Note that after a hiatus I've been slowly revamping Dagger (more to
come), making the implementation parts of the slides tremendously
out-of-date (it doesn't help that, at the time, I was a kid with a
laptop and a dream - not to say I'm much more now).

For instance, the translation now re-uses the existing
instruction-selection patterns in LLVM as much as possible, rather
than hand-writing them.

Also note that, as opposed to the other projects, it's a for-fun
hobby, so you might want to investigate your options :wink:

-Ahmed

I was thinking something along the lines of lifting a binary into IR and
spitting it out for a different processor.

Or maybe a decompiling tool of some kind.

    >> Does there exist a tool that could lift a binary (assembly for some
    >> supported target) to LLVM IR? If there isn't, does this seem like
    >> something that would be feasible?

    There's plenty of variations on the idea: Revgen/S2E, Fracture, Dagger
    (my own), libcpu, several closed-source ones used by pentest shops,
    some that use another representation before going to IR (say
    llvm-qemu), and probably others still I forgot about.

    Are you interested in a specific target / use case?

I was thinking something along the lines of lifting a binary into IR and
spitting it out for a different processor.

This is going to be extremely difficult. Imagine for example how this function would be compiled:

   struct Foo {
     void *v;
     int i;
     long l;
   };

   long bar(Foo *f) {
     return f->l;
   }

If we pick a particular target, and compile this function for that, then 'foo' will have some offset into the struct from which it loads 'l'. This is easy because we know the sizes of the struct's members, and the layout rules for structs on the target.

Now turn that around: given an offset into a struct for one target, what's the offset into the same struct on another target?

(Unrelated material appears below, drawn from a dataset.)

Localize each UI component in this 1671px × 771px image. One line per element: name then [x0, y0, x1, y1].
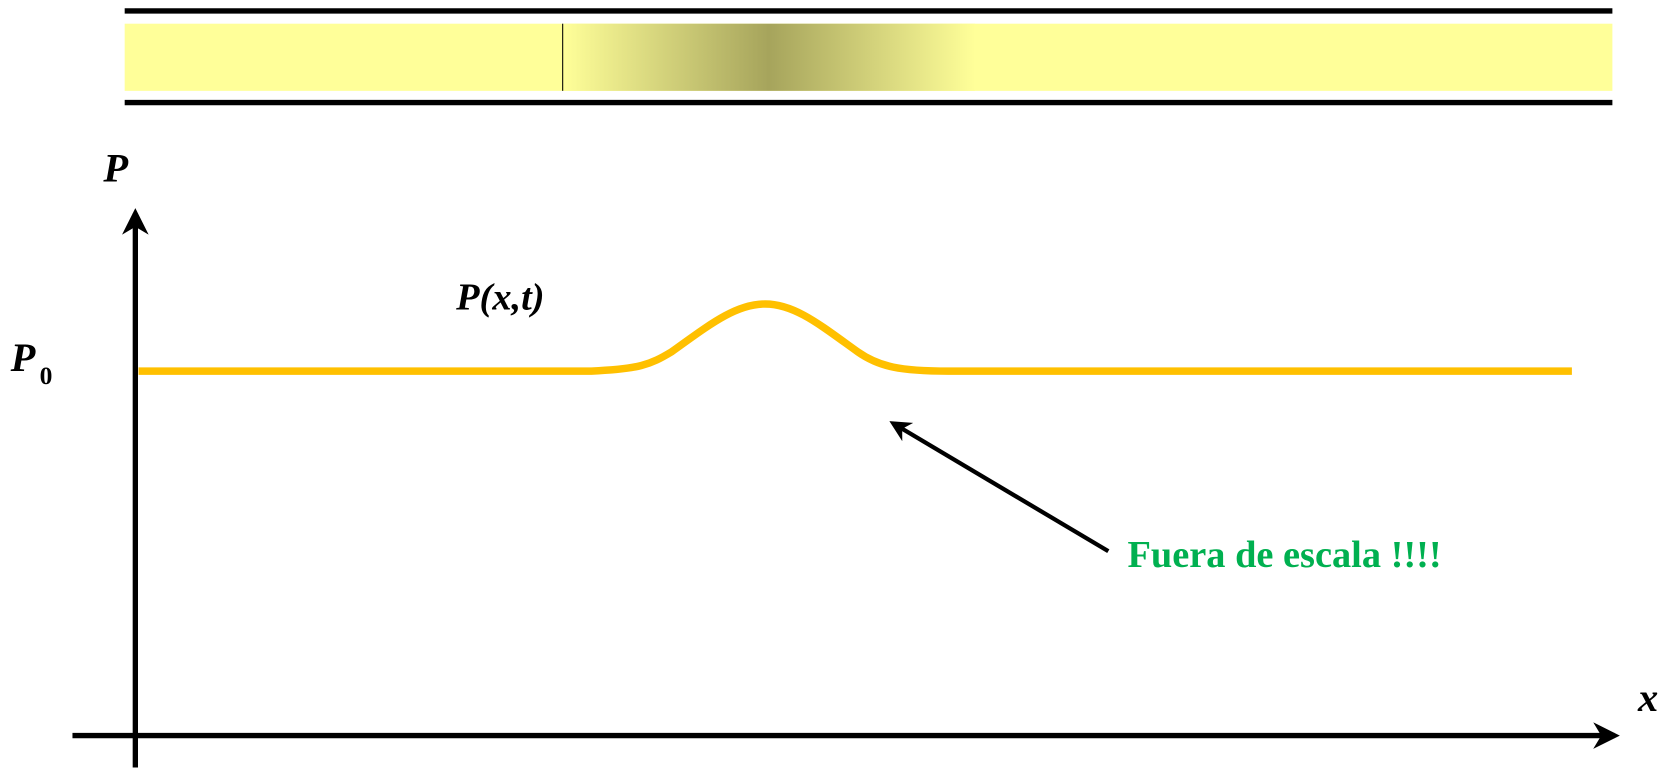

We're stuck because we can't reconstruct from this offset what the sizes of v and i are individually; all we have is their sum (and that doesn't even take alignment issues into account). This is because when we're looking at the binary we don't know, given that offset, that the two elements in front of it are a void* and an int.

Now, you might think that: "well, okay we'll just use the offsets from one target in the other target's binaries". But that isn't going to work either: what if void* isn't the same size between the two targets? And that's just the tip of the iceberg.

TL;DR: binary translation is a very difficult problem.

Jon

I was afraid of something like that. I was thinking that translating
function calls would be an issue; I didn't think about data layout.

what if void* isn't the same size between the two targets?

I believe that the translated program has no other choice but to use the same
pointer size and data layout as the original one. Though, memory operations have
to be modified to map one memory space into another properly.

Having spent my formative years (or whatever it's called) many years
back writing a disassembler that produced "re-assemblable" code (that
worked most of the time), I'm quite familiar with the fundamentals of
simply knowing "what is read-only data, what is instructions". I had
to invent several heuristics to solve for example jump-tables [switch
statement] that are PC-relative or text-strings embedded in the "code"
section - both typically "look kind of like instructions, but aren't
really" - strings are a little less difficult than jump-tables, but
both can be very tricky - especially if they are relatively short
sequences (is "F\n" an instruction or string?)

If you then want to abstract it further, to a higher level language
(e.g LLVM IR), you have to actually undersstand the semantics of each
instruction.

Calls are typically not so bad - you can figure out from the system
calling convention what is part of the call and what isn't (assuming
the calling convention of the compiler is documented, of course)

Indeed, I guess one of the most difficult questions in binary translation must be
to discriminate between code and data in an executable. And the most difficult
task must be to support self-modifying code.

It seems that though one can use some heuristics to handle both these issues
properly in most cases, to create a robust binary translator one needs to have
both a full copy of initial binary and a full-fledged binary *interpreter* at
run time. Quite similar to compilation of dynamic languages.